The U.S. Supreme Court, declining to step back into the contentious arena of gun regulation, refused on Monday to review the constitutionality of California’s restrictions on the concealed and open carry of guns.
The justices’ refusal to take up Peruta v. California came on the heels of the June 14 shooting in Virginia that wounded five, including a congressman, at a baseball practice. The court last took up a major Second Amendment challenge seven years ago.
In 2010 in McDonald v. City of Chicago, a 5-4 court applied the Second Amendment to the states. The McDonald decision followed the justices’ landmark 5-4 decision in 2008—District of Columbia v. Heller—holding that the amendment guarantees an individual right to possess a handgun for self-defense in the home.
The high court has turned away a number of Second Amendment cases, often over the dissenting voices of Justices Clarence Thomas, Samuel Alito Jr. and the late Antonin Scalia. Thomas, in his dissents, has charged that the Second Amendment was becoming a nullity based on its treatment by lower courts. Trial and appellate judges generally have upheld local regulations.
Thomas on Monday, joined by Justice Neil Gorsuch, had voted to hear the challenge to California’s gun laws. Thomas wrote:
For those of us who work in marbled halls, guarded constantly by a vigilant and dedicated police force, the guarantees of the Second Amendment might seem antiquated and superfluous. But the Framers made a clear choice: They reserved to all Americans the right to bear arms for self-defense. I do not think we should stand by idly while a State denies its citizens that right, particularly when their very lives may depend on it. I respectfully dissent.
Peruta was filed on behalf of Edward Peruta, four other individuals and the California Rifle and Pistol Association Foundation. The petition was brought on their behalf by former George W. Bush Solicitor General Paul Clement of Kirkland & Ellis.
The challenge asks the justices this question: “Whether the Second Amendment entitles ordinary, law-abiding citizens to carry handguns outside the home for self-defense in some manner, including concealed carry when open carry is forbidden by state law.”
California regulates open carry and concealed carry of guns in public. Open carry is generally prohibited, with a few exceptions. Anyone applying for a concealed-carry license must show, among other requirements, that “good cause” exists for the license. The state’s counties may decide what constitutes “good cause.”
Peruta, a San Diego resident, was refused a concealed-carry license. He and the other petitioners in the high court, sued San Diego County and the San Diego sheriff, claiming that the concealed-carry policy violated their Second Amendment rights.
The en banc U.S. Court of Appeals for the Ninth Circuit narrowly examined “whether the Second Amendment protects, in any degree, the ability to carry concealed firearms in public.” It did not reach the question whether the right to bear arms existed outside of the home.
In a 7-4 opinion on June 9, 2016, the en banc court said the historical evidence shows that the Second Amendment does not protect concealed carry.

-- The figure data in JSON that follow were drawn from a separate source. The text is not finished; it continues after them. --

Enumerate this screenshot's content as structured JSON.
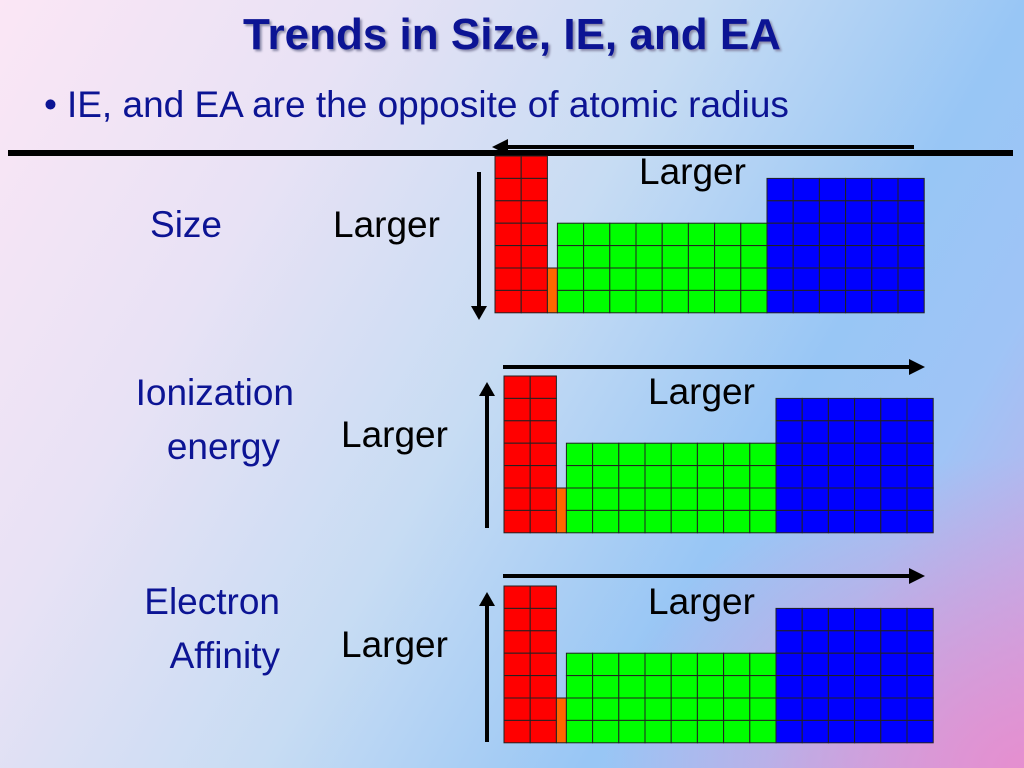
{
  "slide": {
    "title": "Trends in Size, IE, and EA",
    "bullet": "IE, and EA are the opposite of atomic radius"
  },
  "rows": [
    {
      "label_lines": [
        "Size"
      ],
      "vertical_label": "Larger",
      "horizontal_label": "Larger",
      "vertical_arrow": "down",
      "horizontal_arrow": "left"
    },
    {
      "label_lines": [
        "Ionization",
        "energy"
      ],
      "vertical_label": "Larger",
      "horizontal_label": "Larger",
      "vertical_arrow": "up",
      "horizontal_arrow": "right"
    },
    {
      "label_lines": [
        "Electron",
        "Affinity"
      ],
      "vertical_label": "Larger",
      "horizontal_label": "Larger",
      "vertical_arrow": "up",
      "horizontal_arrow": "right"
    }
  ],
  "colors": {
    "s_block": "#ff0000",
    "d_block": "#00ff00",
    "p_block": "#0000ff",
    "f_marker": "#ff6600",
    "text": "#0c1494"
  }
}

The Peruta petition argued that the San Diego sheriff’s interpretation of “good cause” is so restrictive that the typical law-abiding resident on the county cannot get a concealed-carry license. “And because California law prohibits openly carrying a handgun outside the home, the result is that the typical law-abiding resident cannot bear a handgun for self-defense outside the home at all.”
Clement argued there are “few unresolved constitutional questions of greater legal and practical significance than whether the Second Amendment entitles ordinary law-abiding citizens to bear handguns outside the home for self-defense.” Lower courts, he said, have split three ways, with some recognizing the right outside the home, some rejecting it, and some adopting a hybrid approach.
California had countered that the Ninth Circuit decision was limited to whether the Second Amendment protects a specific right to carry concealed weapons in public and was correct “in light of the long history of restrictions on concealed carry.” It also accuses Peruta of presenting different and broader questions of whether the Second Amendment applies outside the home.
The appellate court decision, the state said, “does not create or deepen any conflict among the lower courts, or impair the flexibility of states in deciding how to accommodate any public-carry right.”